Bill Hanson, president of the Western Dredging Association and vice president of Great Lakes Dredge & Dock Company, spoke on Dredging Market Changes. This was the third of four presentations Hanson has given at WEDA meetings this fall, each on a different aspect of the U.S. dredging market. Previous talks were at the Eastern and Pacific Chapters, finishing up with the Brazil Chapter meeting in December.
He described the issues involved in partnering with the Corps of Engineers, including survey issues, the bidding process, cost estimating, water quality, market-driven costs, such as fuel, mobilization costs and the use of the Harbor Maintenance Trust fund.
It is important to keep the dredgers involved in discussions as the projects change and the market changes, he said.
“The perpetual market requires that we continue to partner (on dredging projects), “ he concluded.
Dr. Robert Engler, Senior Environmental Scientist at Moffatt & Nichol Engineering, gave a slide presentation on Beneficial Use of Dredged Material, showing slides of projects that created bird habitat, land for agriculture and topsoil production. Moffatt & Nichol has a contract with the Waterways Experiment Station (Engineering Research and Design Center) to model beneficial uses, he said.
Tommy Stone, vice president, LNG Operations & Engineering of Panhandle Energy, presented a comprehensive view of liquefied natural gas transportation and terminal construction in North America.
Channing Hayden, Director of Navigation and Security of the Lake Charles Harbor and Terminal District, spoke on Disposal Areas. In 2006, Lake Charles Harbor provided 31,000 jobs. It is the 12th largest port in the U.S., with 55 million tons of cargo per year. It is home to the largest LNG plant in the U.S, he said. A nine-day channel closure in 2006 cost $1 billion in energy costs. By 2011, the port will import 20 percent of U.S. LNG.

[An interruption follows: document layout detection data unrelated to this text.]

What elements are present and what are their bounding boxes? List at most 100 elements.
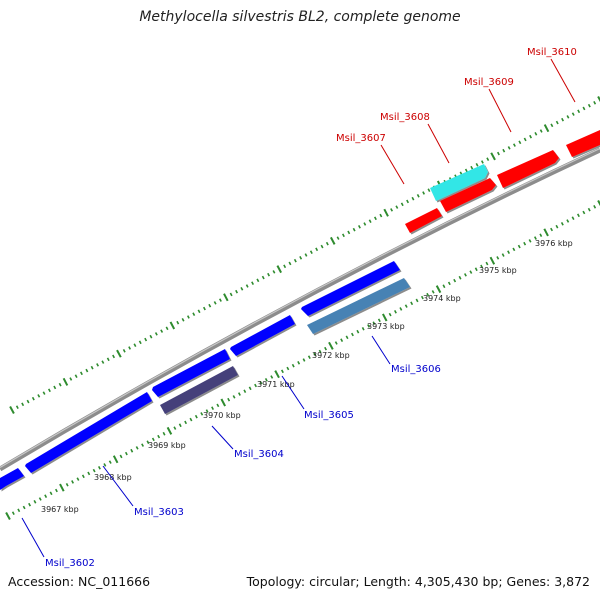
gene-msil-3607[interactable] xyxy=(405,208,442,233)
inner-tick xyxy=(92,468,96,473)
inner-tick xyxy=(38,497,42,501)
outer-tick xyxy=(116,349,122,358)
outer-tick xyxy=(383,208,389,217)
inner-tick xyxy=(71,480,75,484)
genome-summary-text: Topology: circular; Length: 4,305,430 bp… xyxy=(246,574,590,589)
gene-msil-3604[interactable] xyxy=(152,349,230,397)
outer-tick xyxy=(15,405,19,409)
outer-tick xyxy=(502,148,506,153)
inner-tick xyxy=(393,310,397,314)
leader-msil-3608 xyxy=(427,123,450,164)
outer-tick xyxy=(496,151,500,156)
outer-tick xyxy=(406,199,410,204)
outer-tick xyxy=(422,191,426,195)
outer-tick xyxy=(154,332,158,336)
outer-tick xyxy=(192,312,196,316)
gene-msil-3605[interactable] xyxy=(301,261,400,316)
inner-tick xyxy=(22,505,26,510)
gene-msil-3606-highlight[interactable] xyxy=(307,278,410,334)
leader-msil-3603 xyxy=(102,465,134,507)
inner-tick xyxy=(350,332,354,337)
inner-tick xyxy=(232,395,236,399)
inner-tick xyxy=(539,233,543,237)
scale-label-3972: 3972 kbp xyxy=(312,351,350,360)
inner-tick xyxy=(426,292,430,297)
outer-tick xyxy=(507,146,511,150)
outer-tick xyxy=(276,265,282,274)
gene-msil-3608[interactable] xyxy=(440,178,496,212)
inner-tick xyxy=(194,414,198,419)
outer-tick xyxy=(304,253,308,257)
outer-tick xyxy=(197,309,201,314)
gene-msil-3610[interactable] xyxy=(566,130,600,157)
label-msil-3607[interactable]: Msil_3607 xyxy=(336,133,386,144)
label-msil-3606[interactable]: Msil_3606 xyxy=(391,364,441,375)
forward-gene-label-text: Msil_3607 Msil_3608 Msil_3609 Msil_3610 xyxy=(336,47,577,144)
outer-tick xyxy=(475,163,479,167)
label-msil-3610[interactable]: Msil_3610 xyxy=(527,47,577,58)
gene-msil-3604b[interactable] xyxy=(230,315,295,356)
outer-tick xyxy=(512,143,516,147)
outer-tick xyxy=(58,382,62,387)
scale-label-3976: 3976 kbp xyxy=(535,239,573,248)
inner-tick xyxy=(507,250,511,254)
inner-tick xyxy=(435,285,442,294)
label-msil-3609[interactable]: Msil_3609 xyxy=(464,77,514,88)
outer-tick xyxy=(42,391,46,395)
gene-msil-3605-highlight[interactable] xyxy=(160,366,238,414)
inner-tick xyxy=(367,324,371,328)
leader-msil-3607 xyxy=(380,144,405,185)
outer-tick xyxy=(213,301,217,305)
label-msil-3602[interactable]: Msil_3602 xyxy=(45,558,95,569)
inner-tick xyxy=(286,366,290,371)
inner-tick xyxy=(496,256,500,260)
label-msil-3608[interactable]: Msil_3608 xyxy=(380,112,430,123)
inner-tick xyxy=(372,321,376,325)
outer-tick xyxy=(400,202,404,207)
label-msil-3604[interactable]: Msil_3604 xyxy=(234,449,284,460)
inner-tick xyxy=(146,440,150,445)
inner-tick xyxy=(17,508,21,513)
inner-tick xyxy=(410,301,414,306)
inner-tick xyxy=(124,451,128,456)
inner-tick xyxy=(431,290,435,294)
outer-tick xyxy=(470,165,474,170)
outer-tick xyxy=(543,124,550,133)
inner-tick xyxy=(571,216,575,220)
gene-msil-3608-highlight[interactable] xyxy=(430,164,488,201)
outer-tick xyxy=(122,349,126,353)
inner-tick xyxy=(248,386,252,391)
label-msil-3603[interactable]: Msil_3603 xyxy=(134,507,184,518)
outer-tick xyxy=(90,365,94,370)
gene-msil-3603[interactable] xyxy=(25,392,152,473)
outer-tick xyxy=(69,377,73,381)
gene-msil-3602[interactable] xyxy=(0,468,24,490)
outer-tick xyxy=(597,96,600,103)
reverse-gene-label-text: Msil_3602 Msil_3603 Msil_3604 Msil_3605 … xyxy=(45,364,441,569)
inner-tick xyxy=(243,389,247,393)
map-title: Methylocella silvestris BL2, complete ge… xyxy=(139,9,461,25)
reverse-strand-genes xyxy=(0,261,410,490)
inner-tick xyxy=(5,512,11,520)
inner-tick xyxy=(328,341,334,350)
inner-tick xyxy=(528,239,532,243)
label-msil-3605[interactable]: Msil_3605 xyxy=(304,410,354,421)
outer-tick xyxy=(555,120,559,125)
inner-tick xyxy=(501,253,505,257)
leader-msil-3602 xyxy=(21,517,45,558)
outer-tick xyxy=(523,137,527,142)
outer-tick xyxy=(325,241,329,246)
outer-tick xyxy=(486,157,490,161)
outer-tick xyxy=(373,216,377,221)
outer-tick xyxy=(256,278,260,283)
outer-tick xyxy=(37,394,41,398)
inner-tick xyxy=(205,409,209,413)
inner-tick xyxy=(593,205,597,209)
inner-tick xyxy=(404,304,408,308)
outer-tick xyxy=(181,318,185,322)
inner-tick xyxy=(463,273,467,277)
outer-tick xyxy=(138,340,142,345)
outer-tick xyxy=(112,354,116,359)
gene-msil-3609[interactable] xyxy=(497,150,559,188)
outer-tick xyxy=(357,225,361,229)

With an anticipated traffic increase of 70 to 80 percent, the port faces a lack of dredged material placement sites. The port’s existence depends on dredging, he said, and the Corps and port need to develop a dredged material management plan.
The narrow channel allows only one-way traffic, and needs to be deepened and widened. Besides the material from that project, a projected four million cubic yards per year of maintenance material will need placement sites, he said.
Derek Wilson of the Corps of Engineers Engineering Research and Development Center (ERDC) described the Dredging Knowledge Base Expert System (KDBES), which was also the topic of his doctoral thesis.
Ken LaBry of C.H. Fenstermaker & Associates described the High Definition Underwater Acoustic Substructure Inspection and Shallow Water Bottom Mapping System the company developed. This is a wide, steered, high definition beam that can be used in bridge piling & pier inspections, diver assistance for debris recovery, forensic services, dock inspection, and other applications.
The company was retained to do condition surveys in the New Orleans area after Katrina, and was able to create accurate views of areas such as the Florida Street Bridge. At the Huey P. Long bridge, they did a scour survey in current that was too hazardous for a diver because of the debris flowing past at a rapid rate, creating a real-time display and a creation of a three dimensional model using the data from the survey.
Because of time limitations, Susan Hennington’s talk on CWPPRA and Beyond – the Coastal Wetlands Planning, Protection and Restoration Act, was postponed to another meeting, and she handed out contact sheets listing the many projects planned under this act.
Reports on WEDA Pacific and Eastern Chapter meetings will appear in the January/February 2008 issue.